Phishing scammers target USU professors, IT asks for caution
Published: Thursday, February 20, 2014
Updated: Thursday, February 20, 2014 00:02
Computer security threats targeted USU professors on Jan. 16 and again on Feb. 12, said Bob Bayn, security analyst for USU’s information technology department.
Three professors were victimized by a phishing scam, resulting in stolen bank account information, Bayn said. This allowed the hackers to take money from their direct deposits on Banner.
The first scam originated from a Russian web server, misleading professors to enter their account information into a bogus Banner page almost identical to USU’s. The second scam originated from an Italian web server but had the same objective, he said.

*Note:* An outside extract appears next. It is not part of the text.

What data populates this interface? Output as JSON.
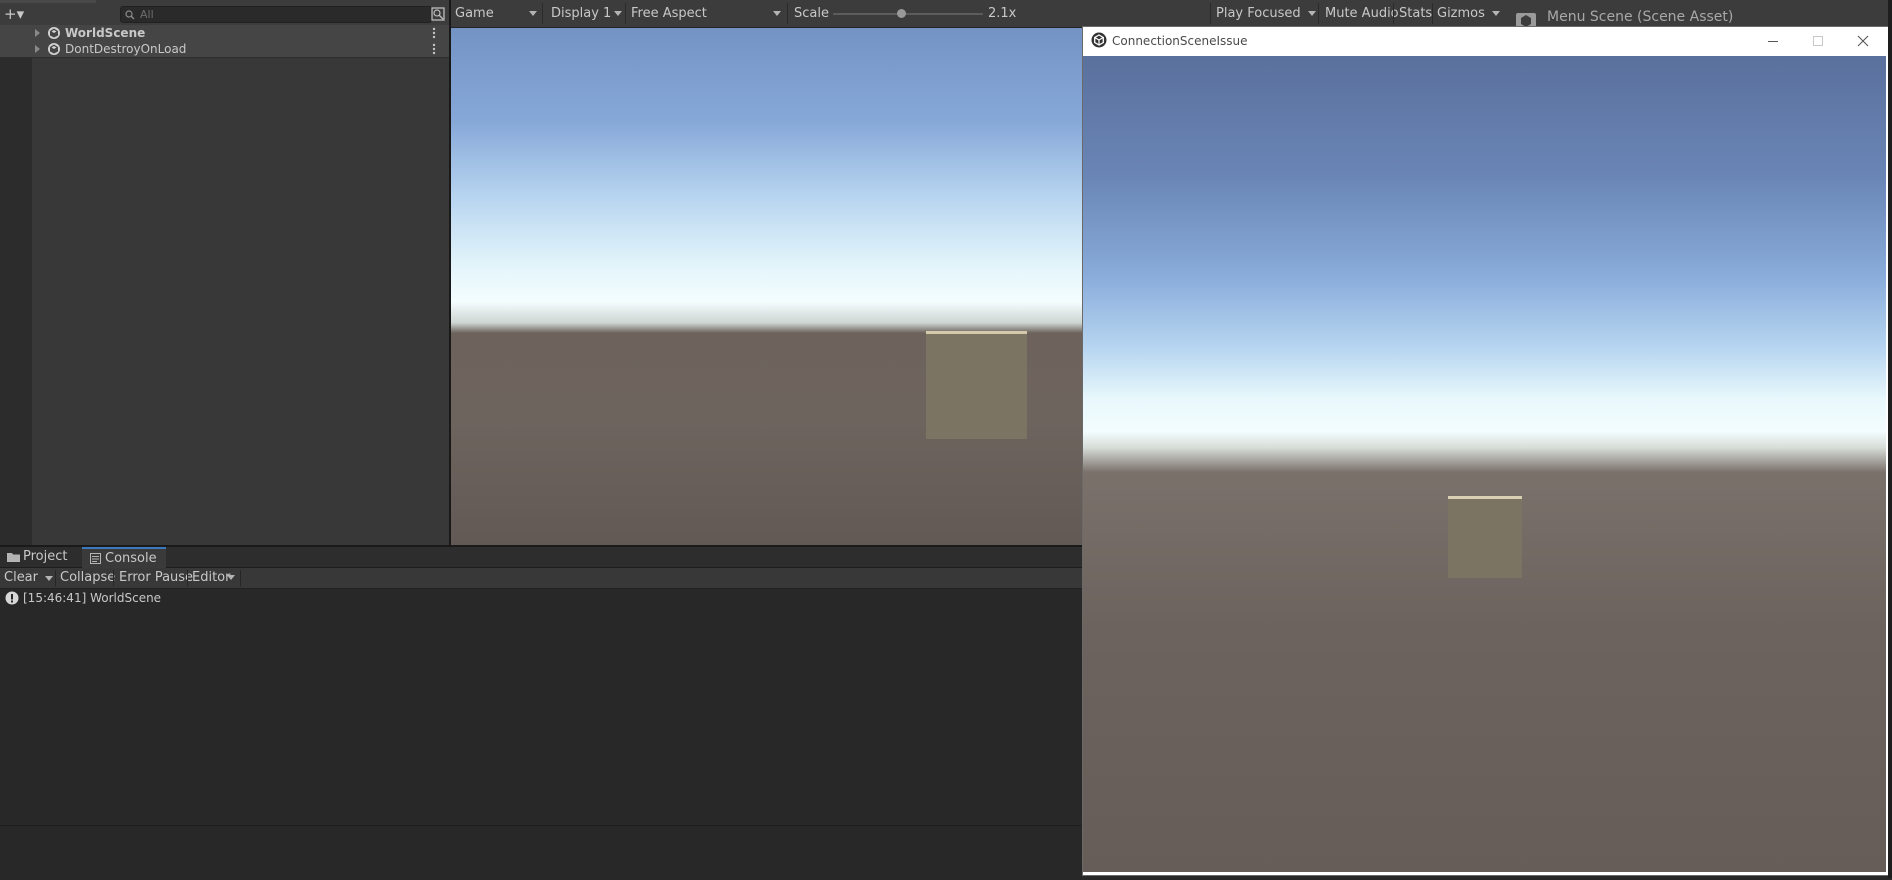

“It was a very credible message,” he said. “Unless you knew what to look for, it was pretty deceiving.”
The message received had a forged USU sender address, a USU logo and had a link similar to usu.edu.

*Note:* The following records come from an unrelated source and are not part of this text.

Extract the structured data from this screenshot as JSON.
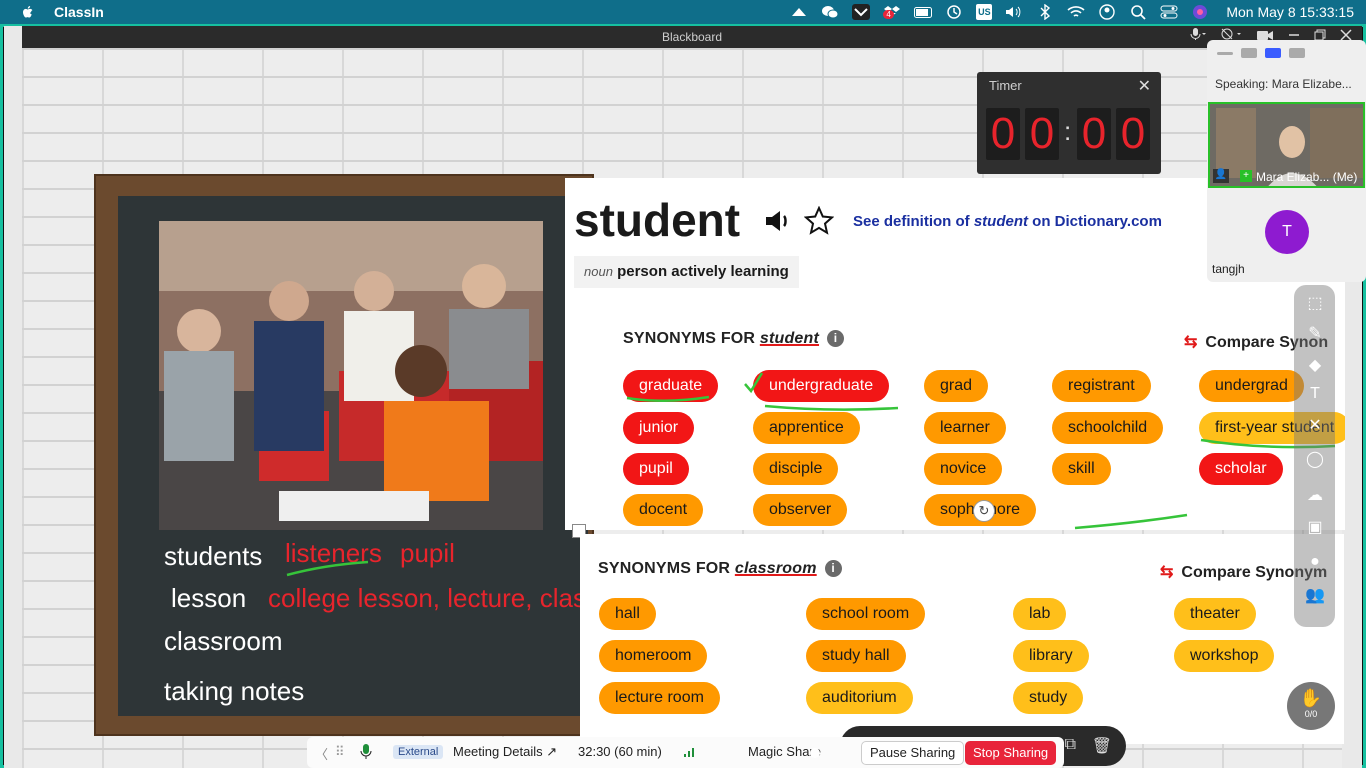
{
  "menubar": {
    "app_name": "ClassIn",
    "clock": "Mon May 8  15:33:15",
    "input_source": "US",
    "notification_count": "4"
  },
  "window": {
    "title": "Blackboard"
  },
  "timer": {
    "title": "Timer",
    "digits": [
      "0",
      "0",
      "0",
      "0"
    ],
    "separator": ":"
  },
  "video_panel": {
    "speaking": "Speaking: Mara Elizabe...",
    "cam_name": "Mara Elizab... (Me)",
    "avatar_letter": "T",
    "participant": "tangjh"
  },
  "chalkboard": {
    "line1": "students",
    "line1_red": [
      "listeners",
      "pupil"
    ],
    "line2": "lesson",
    "line2_red": "college lesson, lecture, clas",
    "line3": "classroom",
    "line4": "taking notes"
  },
  "dictionary": {
    "word": "student",
    "see_def_prefix": "See definition of ",
    "see_def_word": "student",
    "see_def_suffix": " on Dictionary.com",
    "pos": "noun",
    "definition": "person actively learning",
    "syn_heading_prefix": "SYNONYMS FOR ",
    "syn_keyword": "student",
    "compare": "Compare Synon",
    "synonyms": [
      {
        "label": "graduate",
        "level": "red"
      },
      {
        "label": "undergraduate",
        "level": "red"
      },
      {
        "label": "grad",
        "level": "orange"
      },
      {
        "label": "registrant",
        "level": "orange"
      },
      {
        "label": "undergrad",
        "level": "orange"
      },
      {
        "label": "junior",
        "level": "red"
      },
      {
        "label": "apprentice",
        "level": "orange"
      },
      {
        "label": "learner",
        "level": "orange"
      },
      {
        "label": "schoolchild",
        "level": "orange"
      },
      {
        "label": "first-year student",
        "level": "yellow"
      },
      {
        "label": "pupil",
        "level": "red"
      },
      {
        "label": "disciple",
        "level": "orange"
      },
      {
        "label": "novice",
        "level": "orange"
      },
      {
        "label": "skill",
        "level": "orange"
      },
      {
        "label": "scholar",
        "level": "red"
      },
      {
        "label": "docent",
        "level": "orange"
      },
      {
        "label": "observer",
        "level": "orange"
      },
      {
        "label": "sophomore",
        "level": "orange"
      }
    ]
  },
  "dictionary2": {
    "syn_heading_prefix": "SYNONYMS FOR ",
    "syn_keyword": "classroom",
    "compare": "Compare Synonym",
    "synonyms": [
      {
        "label": "hall",
        "level": "orange"
      },
      {
        "label": "school room",
        "level": "orange"
      },
      {
        "label": "lab",
        "level": "yellow"
      },
      {
        "label": "theater",
        "level": "yellow"
      },
      {
        "label": "homeroom",
        "level": "orange"
      },
      {
        "label": "study hall",
        "level": "orange"
      },
      {
        "label": "library",
        "level": "yellow"
      },
      {
        "label": "workshop",
        "level": "yellow"
      },
      {
        "label": "lecture room",
        "level": "orange"
      },
      {
        "label": "auditorium",
        "level": "yellow"
      },
      {
        "label": "study",
        "level": "yellow"
      }
    ]
  },
  "sharebar": {
    "external": "External",
    "meeting_details": "Meeting Details",
    "elapsed": "32:30  (60 min)",
    "magic_share": "Magic Share",
    "pause": "Pause Sharing",
    "stop": "Stop Sharing"
  },
  "hand": {
    "count": "0/0"
  },
  "colors": {
    "red": "#f21616",
    "orange": "#ff9900",
    "yellow": "#ffbf1a",
    "menubar": "#0f6e8a",
    "frame": "#16c0a0"
  }
}
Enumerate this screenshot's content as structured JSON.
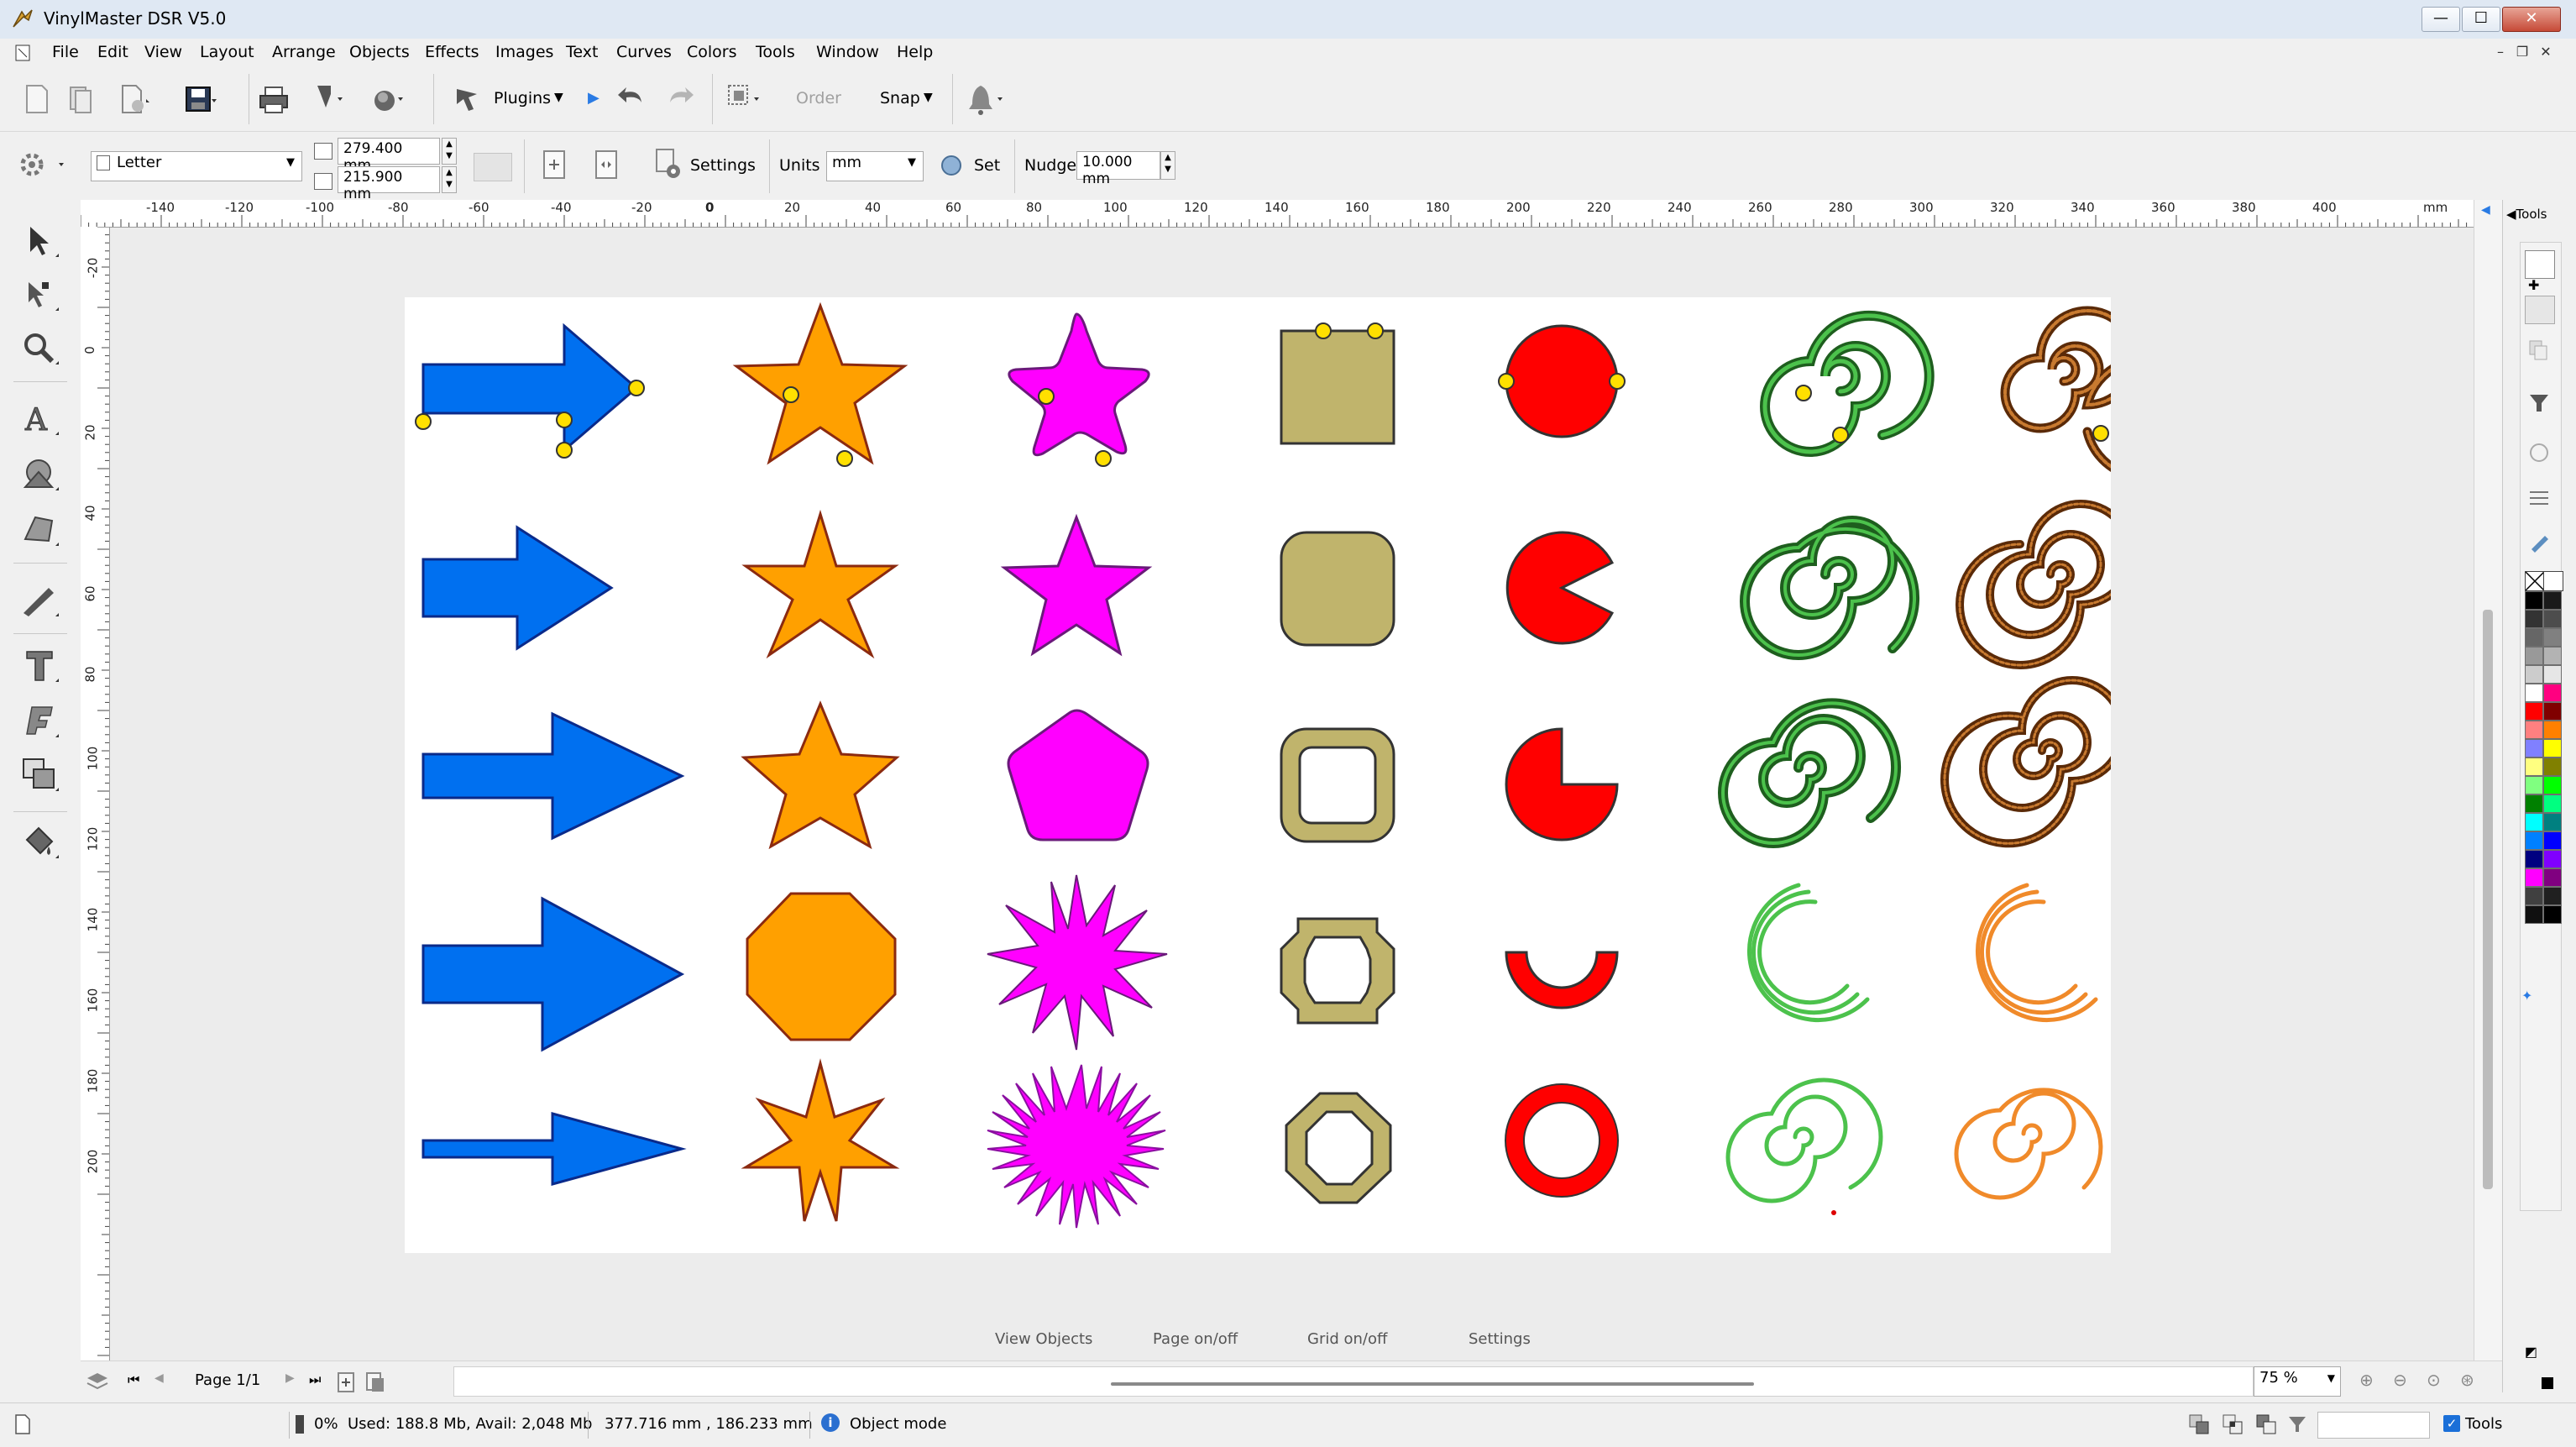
{
  "titlebar": {
    "title": "VinylMaster DSR V5.0",
    "min": "—",
    "max": "☐",
    "close": "✕"
  },
  "menubar": {
    "items": [
      "File",
      "Edit",
      "View",
      "Layout",
      "Arrange",
      "Objects",
      "Effects",
      "Images",
      "Text",
      "Curves",
      "Colors",
      "Tools",
      "Window",
      "Help"
    ],
    "mdi_min": "–",
    "mdi_restore": "❐",
    "mdi_close": "✕"
  },
  "toolbar1": {
    "plugins_label": "Plugins",
    "order_label": "Order",
    "snap_label": "Snap"
  },
  "toolbar2": {
    "page_size": "Letter",
    "width": "279.400 mm",
    "height": "215.900 mm",
    "settings_label": "Settings",
    "units_label": "Units",
    "units_value": "mm",
    "set_label": "Set",
    "nudge_label": "Nudge",
    "nudge_value": "10.000 mm"
  },
  "ruler": {
    "h_labels": [
      "-140",
      "-120",
      "-100",
      "-80",
      "-60",
      "-40",
      "-20",
      "0",
      "20",
      "40",
      "60",
      "80",
      "100",
      "120",
      "140",
      "160",
      "180",
      "200",
      "220",
      "240",
      "260",
      "280",
      "300",
      "320",
      "340",
      "360",
      "380",
      "400"
    ],
    "h_unit": "mm",
    "v_labels": [
      "-20",
      "0",
      "20",
      "40",
      "60",
      "80",
      "100",
      "120",
      "140",
      "160",
      "180",
      "200"
    ]
  },
  "right_dock": {
    "tab_label": "Tools",
    "palette": [
      "#000000",
      "#1a1a1a",
      "#333333",
      "#4d4d4d",
      "#666666",
      "#808080",
      "#999999",
      "#b3b3b3",
      "#cccccc",
      "#e6e6e6",
      "#ffffff",
      "#ff0080",
      "#ff0000",
      "#800000",
      "#ff8080",
      "#ff8000",
      "#8080ff",
      "#ffff00",
      "#ffff80",
      "#808000",
      "#80ff80",
      "#00ff00",
      "#008000",
      "#00ff80",
      "#00ffff",
      "#008080",
      "#0080ff",
      "#0000ff",
      "#000080",
      "#8000ff",
      "#ff00ff",
      "#800080",
      "#404040",
      "#202020",
      "#101010",
      "#000000"
    ]
  },
  "bottom_links": {
    "view_objects": "View Objects",
    "page_onoff": "Page on/off",
    "grid_onoff": "Grid on/off",
    "settings": "Settings"
  },
  "navbar": {
    "page_label": "Page 1/1",
    "zoom": "75 %"
  },
  "statusbar": {
    "progress": "0%",
    "memory": "Used: 188.8 Mb, Avail: 2,048 Mb",
    "coords": "377.716 mm , 186.233 mm",
    "mode": "Object mode",
    "tools_label": "Tools"
  },
  "colors": {
    "arrow": "#0070f0",
    "star_orange": "#ffa000",
    "star_magenta": "#ff00ff",
    "olive": "#c0b46c",
    "red": "#ff0000",
    "green": "#2f8a2f",
    "brown": "#8a4a1a",
    "light_green": "#4cc24c",
    "orange_spiral": "#f08a2a"
  }
}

However, the distinction lied in what came before the usu.edu portion, Bayn said.
By hovering over the link before clicking, an unusual address before the usu.edu is shown, which indicates a scam.
“The warning we need to get out is to know where you are going before you click,” Bayn said.
IT is watching for suspicious activity and will warn people if another scam is reported. They will also be reviewing time stamps on direct deposits, Bayn said.
However, unless the victim uses Aggiemail, IT won’t be able to know if the hackers are reaching them through Yahoo, Gmail and other accounts, he said.
“It’s not just professors,” Bayn said. “Students can also be hit by this stuff. Just be cautious, and most likely in a year from now, I suspect this sort of thing won’t be successful and they will move on.”
The USU Controllers Office is currently working with the bank to resolve the issue.
“We filed a fraud report with the bank and they are working on it,” said Dan Christensen, a controller at USU.
Within the last six months, other universities have been target by related phishing scams.
In October, the University of Utah’s School of Medicine had a similar scam where at least three individuals’ direct deposit information was accessed and their paychecks stolen.
“I am surprised only three of our professors had stolen information,” Bayn said. “The message was fairly elaborate.”
There were 14 individuals who received the message and felt suspicious enough to alert IT. Bayn said that is how they became aware of the problem.
Colin Flint, a professor of political science, was a receiver of the phishing message. Flint said he realized it was a scam because of the unfamiliar address.
“I don’t get these types of messages very often,” Flint said. “I am always cautious when I get an email from someone I don’t know. This just reinforces that level of caution.”